Monday, January 21, 2008

A Friend Indeed

I have many acquaintances, and I have no problem meeting people anywhere I go. I find it easy to be around a lot of people when I want company, even those I don't know. I am a people watcher too. I love to watch people interacting with each other. It's an occasional and enjoyable pastime. I am often thought to be quiet or reserved simply because I am "watching and listening". I sometimes like to keep quiet when people are talking in my presence. I learn more about people that way.

I don't make true friends easily - by choice. I am simply too unwilling to place myself in such a vulnerable position. The people I call friends have loved me through the years, no matter what I do, or where I go. They simply love me for who I am. And it is returned in the same fashion. Very few are willing to make such a commitment to friendship.

It isn't often I meet someone who sparks my interest in such a way. I can count on one hand the true friends I have, and know I will have, until I die. To me, a true and loyal friend is far more valuable than hundreds of acquaintances.

We often meet new people by what seems to be an accident. But God often places us in a situation where someone has a chance to come into your life who seems to belong there. There's an unspoken knowledge that you'd agree on most any subject. And you find yourself telling that person stories of your life that you'd long forgotten.

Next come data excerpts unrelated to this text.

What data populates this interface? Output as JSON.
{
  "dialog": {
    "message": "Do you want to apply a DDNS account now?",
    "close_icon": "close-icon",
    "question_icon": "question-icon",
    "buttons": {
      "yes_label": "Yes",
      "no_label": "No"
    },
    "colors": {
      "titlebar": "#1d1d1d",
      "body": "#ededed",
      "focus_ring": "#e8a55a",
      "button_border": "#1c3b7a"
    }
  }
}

I no longer ask why, or question when this happens. God knows, and He will reveal His purpose eventually. To me, it's like walking the beaches of the world for years. One day you stop to pick up a bright object and find a precious jewel. Why did you find it here, and why now? All that really matters is you found it.

This happened to me recently, and when attempting to explain who he was/is to me, at the core, he sent me the profoundly inspiring verse printed below. I had never read this before, a poem written by Rudyard Kipling to his son Jack.


If you understand what it says, you'll smile as I did, at knowing someone who also can see the value of Kipling's words.

This verse is written from a father to his son, but it applies to all relationships and all walks of life. It speaks of one's individual integrity and my favorite saying, "harm no one". In our individual life's endeavors, we often fail at this advice. But it is the attempt that makes God smile upon us.

If

If you can keep your head when all about you
Are losing theirs and blaming it on you;
If you can trust yourself when all men doubt you,
But make allowance for their doubting too;

If you can wait and not be tired by waiting,
Or, being lied about, don't deal in lies,
Or, being hated, don't give way to hating,
And yet don't look too good, nor talk too wise;

If you can dream - and not make dreams your master;
If you can think - and not make thoughts your aim;
If you can meet with triumph and disaster
And treat those two impostors just the same;

If you can bear to hear the truth you've spoken
Twisted by knaves to make a trap for fools,
Or watch the things you gave your life to broken,
And stoop and build 'em up with worn out tools;

If you can make one heap of all your winnings
And risk it on one turn of pitch-and-toss,
And lose, and start again at your beginnings
And never breath a word about your loss;

If you can force your heart and nerve and sinew
To serve your turn long after they are gone,
And so hold on when there is nothing in you
Except the Will which says to them: "Hold on";

If you can talk with crowds and keep your virtue,
Or walk with kings - nor lose the common touch;

If neither foes nor loving friends can hurt you;
If all men count with you, but none too much;
If you can fill the unforgiving minute
With sixty seconds' worth of distance run -

Yours is the Earth and everything that's in it,
And - which is more - you'll be a Man my son!


Author: Rudyard Kipling

Here's to good and true friends.

Ride long, ride free.

1 comment:

a most peculiar nature said...

It's been years since I've read Kipling ... I've got to get back.

This poem came at just the right time for me. Thanks for posting it, my friend.